Restant positive face à cette délicate situation, Anna a alors décidé, pour sa cérémonie, de s’inspirer de son expérience en tant que professeure de langues en ligne et de ses soirées organisées à distance avec des amis durant le confinement.

« J’utilise tout le temps des logiciels tels que Zoom, Microsoft team, Skype. Alors, rien n’était plus simple ! Si ma famille ne pouvait pas venir, rien ne les empêchait de se réunir en Russie, où il n’y avait plus de confinement, pour fêter ensemble avec nous en ligne, nous explique-t-elle. Alors, j’ai préparé de belles cartes d’invitation digitales pour chacun, en demandant d’être bien habillé comme pour une vraie fête, et les ai envoyées par email ou réseaux sociaux, j’ai ensuite planifié la conférence sur Zoom ».

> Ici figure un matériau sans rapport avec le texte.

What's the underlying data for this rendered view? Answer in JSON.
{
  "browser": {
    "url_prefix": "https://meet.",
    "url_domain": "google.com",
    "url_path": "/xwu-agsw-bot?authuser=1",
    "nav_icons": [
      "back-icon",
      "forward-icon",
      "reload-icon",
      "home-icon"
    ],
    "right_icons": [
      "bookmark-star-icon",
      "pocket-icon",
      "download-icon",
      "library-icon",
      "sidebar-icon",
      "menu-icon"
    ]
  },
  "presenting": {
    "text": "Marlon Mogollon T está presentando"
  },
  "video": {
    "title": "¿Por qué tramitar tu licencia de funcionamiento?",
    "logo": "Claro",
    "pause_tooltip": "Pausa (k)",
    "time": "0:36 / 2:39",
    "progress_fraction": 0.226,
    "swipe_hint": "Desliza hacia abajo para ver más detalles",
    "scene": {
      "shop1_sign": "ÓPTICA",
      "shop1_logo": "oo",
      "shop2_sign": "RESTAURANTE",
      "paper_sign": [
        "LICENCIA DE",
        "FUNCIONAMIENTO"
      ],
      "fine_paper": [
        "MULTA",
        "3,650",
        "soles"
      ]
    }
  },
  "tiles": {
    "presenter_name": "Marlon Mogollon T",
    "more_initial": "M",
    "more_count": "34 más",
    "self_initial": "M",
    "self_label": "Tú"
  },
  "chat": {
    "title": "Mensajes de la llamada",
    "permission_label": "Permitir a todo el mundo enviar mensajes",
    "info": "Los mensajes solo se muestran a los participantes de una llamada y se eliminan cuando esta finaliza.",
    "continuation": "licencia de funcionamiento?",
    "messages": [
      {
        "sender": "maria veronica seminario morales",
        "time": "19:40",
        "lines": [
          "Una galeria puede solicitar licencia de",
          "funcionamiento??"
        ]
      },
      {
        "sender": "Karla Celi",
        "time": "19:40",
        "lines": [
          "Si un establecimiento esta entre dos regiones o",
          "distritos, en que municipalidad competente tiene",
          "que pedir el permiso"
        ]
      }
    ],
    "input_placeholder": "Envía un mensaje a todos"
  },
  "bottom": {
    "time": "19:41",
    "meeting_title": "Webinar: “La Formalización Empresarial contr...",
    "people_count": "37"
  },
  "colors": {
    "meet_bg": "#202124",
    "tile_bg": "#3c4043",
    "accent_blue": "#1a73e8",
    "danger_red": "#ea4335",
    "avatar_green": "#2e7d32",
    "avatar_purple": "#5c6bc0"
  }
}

Une solution on ne peut plus dans l’air du temps, qui n’a pas manqué de surprendre et de ravir les invités. « Vous avez bien fait de ne pas abandonner l’idée ! », « C’est une super idée très innovante, je n’ai jamais participé à un mariage en ligne ! », « Un mariage en ligne ? C’est une autre vie maintenant », telles ont été leurs réactions, évoquées par la mariée, qui a ainsi pu convier à l’événement ses amis du monde entier.

Leurs proches ont de cette façon pu suivre en direct la cérémonie depuis la mairie d’Ychoux, presque comme s’ils y étaient, et ce, grâce à l’ordinateur portable placé sur le bureau de l’élu local. La famille d’Anna, réunie chez ses parents, restera quant à elle toute la soirée connectée devant son écran, et prendra même part aux danses festives, à plusieurs milliers de kilomètres de là.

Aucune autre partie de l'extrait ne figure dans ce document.